Finding 6: Most patches generated by existing APR systems are single-edit patches. RTS can reduce more test executions on single-edit patches than on multiple-edit patches, since usually fewer tests can cover the modified code elements of single-edit patches. Meanwhile, for some special cases, multiple-edit patches can have high probabilities in producing high-quality patches passing more tests, leaving more room for RTS.
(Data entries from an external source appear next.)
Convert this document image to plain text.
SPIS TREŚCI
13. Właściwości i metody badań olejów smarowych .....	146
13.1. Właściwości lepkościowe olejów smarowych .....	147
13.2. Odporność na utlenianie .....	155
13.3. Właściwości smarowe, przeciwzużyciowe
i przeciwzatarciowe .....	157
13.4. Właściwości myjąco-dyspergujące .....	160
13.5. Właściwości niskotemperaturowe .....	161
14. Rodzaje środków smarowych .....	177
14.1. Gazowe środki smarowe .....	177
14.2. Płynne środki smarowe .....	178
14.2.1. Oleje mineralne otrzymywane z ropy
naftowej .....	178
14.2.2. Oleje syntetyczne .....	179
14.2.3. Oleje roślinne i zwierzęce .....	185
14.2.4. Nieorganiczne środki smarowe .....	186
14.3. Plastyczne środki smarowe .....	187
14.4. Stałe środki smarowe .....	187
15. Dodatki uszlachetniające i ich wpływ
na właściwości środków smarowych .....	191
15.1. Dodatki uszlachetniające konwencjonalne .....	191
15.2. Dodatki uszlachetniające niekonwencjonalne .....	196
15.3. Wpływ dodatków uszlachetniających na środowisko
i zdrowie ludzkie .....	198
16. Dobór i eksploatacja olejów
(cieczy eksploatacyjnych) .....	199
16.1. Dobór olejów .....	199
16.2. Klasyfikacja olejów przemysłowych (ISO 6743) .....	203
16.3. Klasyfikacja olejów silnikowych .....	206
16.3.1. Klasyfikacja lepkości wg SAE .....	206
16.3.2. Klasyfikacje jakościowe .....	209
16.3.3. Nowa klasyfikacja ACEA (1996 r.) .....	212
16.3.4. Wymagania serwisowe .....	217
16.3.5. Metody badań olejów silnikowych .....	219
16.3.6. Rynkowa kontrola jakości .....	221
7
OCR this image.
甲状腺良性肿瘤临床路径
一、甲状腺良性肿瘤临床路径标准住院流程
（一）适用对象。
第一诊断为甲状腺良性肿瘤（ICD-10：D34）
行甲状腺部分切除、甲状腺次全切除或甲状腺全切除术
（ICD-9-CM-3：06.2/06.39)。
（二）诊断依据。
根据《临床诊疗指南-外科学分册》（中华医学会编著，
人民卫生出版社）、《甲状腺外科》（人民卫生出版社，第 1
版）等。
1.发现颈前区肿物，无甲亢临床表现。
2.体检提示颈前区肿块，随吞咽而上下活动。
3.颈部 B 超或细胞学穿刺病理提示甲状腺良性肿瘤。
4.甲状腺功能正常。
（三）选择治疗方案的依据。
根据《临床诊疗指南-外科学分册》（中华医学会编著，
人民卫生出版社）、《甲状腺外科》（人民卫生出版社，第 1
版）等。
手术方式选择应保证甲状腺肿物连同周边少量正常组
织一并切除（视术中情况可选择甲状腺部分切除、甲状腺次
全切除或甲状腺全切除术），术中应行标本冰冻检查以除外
4.4 RQ4: Impact with the Full Matrix

In RQ1–RQ3, we investigate the impact of RTS with the partial validation matrix (\(\mathbb{M}_{p}{}\)), i.e., the early-exit mechanism is enabled and the validation for each patch would be terminated after any test failure. In RQ4, we study the impact of RTS with the full matrix (\(\mathbb{M}_{f}{}\)), i.e., the validation for each patch would continue even when there are failed tests. A full validation matrix is common in the scenario that execution results of all tests are required, such as unified debugging [48]. In this RQ, we further investigate whether there is any difference of RTS impacts in two scenarios (full validation matrices vs. partial validation matrices).
Table 6 shows the accumulated number of test executions \(NT_{num}(\mathbb{M}_{f}{})\) on each APR system. We present the average number of all subjects and buggy versions. It is notable that the full patch validation matrix collection is extremely resource-consuming, e.g., from thousands to millions of tests are executed when there is no RTS. We can observe a prominent reduction when RTS strategies at finer granularities are integrated in APR systems. For example, on average, for each buggy version, \(RTS_{stmt}\) even reduces millions of test executions for PraPR. In summary, our results show that RTS should definitely be applied in the full-matrix scenario.
Table 6.
APR\(RTS_{no}\)\(RTS_{class}\)\(RTS_{method}\)\(RTS_{stmt}\)
PraPR20,018,923.4512,495,932.509,958,460.349,600,813.31
SimFix70,588.4211,408.541,483.511,039.05
AVATAR11,065.762,821.981,219.36591.52
kPar9,903.782,435.971,088.50509.45
TBar10,256.572,856.961,237.31522.12
FixMiner6,441.49740.07144.0032.86
Dynamoth596.65114.3217.7516.86
ACS93.465.121.440.71
Arja1,435,025.26177,282.3432,882.5223,861.27
Kali54,751.703,999.24915.59755.44
GenProg1,585,441.03199,088.1433,824.9123,840.29
RSRepair668,634.7548,785.247,650.525,131.89
Table 6. Number of Test Executions with Full Matrices
Finding 7: The full validation matrix is extremely resource consuming, for which RTS has a more remarkable impact by reducing even up to millions of test executions.
We further compare the reduction achieved by RTS between full and partial matrices in Figure 3. First, the reduction curves of the full matrix are far beyond the partial matrix. For example, with the full matrix, all the RTS strategies can help all APR systems save more than 70% of test executions. In particular, \(RTS_{stmt}\) and \(RTS_{method}\) can save more than 95% of test executions at most cases. Second, the difference between partial and full matrices varies among different APR systems. For example, Dynamoth achieves a slightly larger reduction while AVATAR achieves a much larger reduction after they switch from partial matrices into full matrices. Furthermore, consistent with the finding for partial matrices, method- and statement-level RTS perform similarly, and both substantially outperform class-level RTS. Interestingly, their superiority over class-level RTS is even enlarged with full matrices. In fact, the early-exit mechanism in partial matrices prevents more tests from executing, which mitigates the impact from RTS strategies. Therefore, the reduction achieved in the full-matrix scenario represents the upper bound of the impact.
Fig. 3.
Fig. 3. Reduction with full/partial matrices.
Finding 8: RTS can remarkably reduce more test executions with full matrices than with partial matrices. Method- and statement-level RTS still perform similarly, but their superiority over class-level RTS is further enlarged with full matrices.
In summary, the impact of RTS in the full matrices differs from the partial matrices in the following two folds. First, the reduction ratio in the full matrices is significantly larger than that in the partial matrices, indicating that RTS is a more necessary efficiency optimization setting for the full-matrix scenario. Second, the gap between the class-level RTS and method-level/statement-level RTS in the full-matrix scenario is substantially larger than that in the partial-matrix scenario, indicating that method-level/statement-level RTS is much more recommended for the full-matrix scenario.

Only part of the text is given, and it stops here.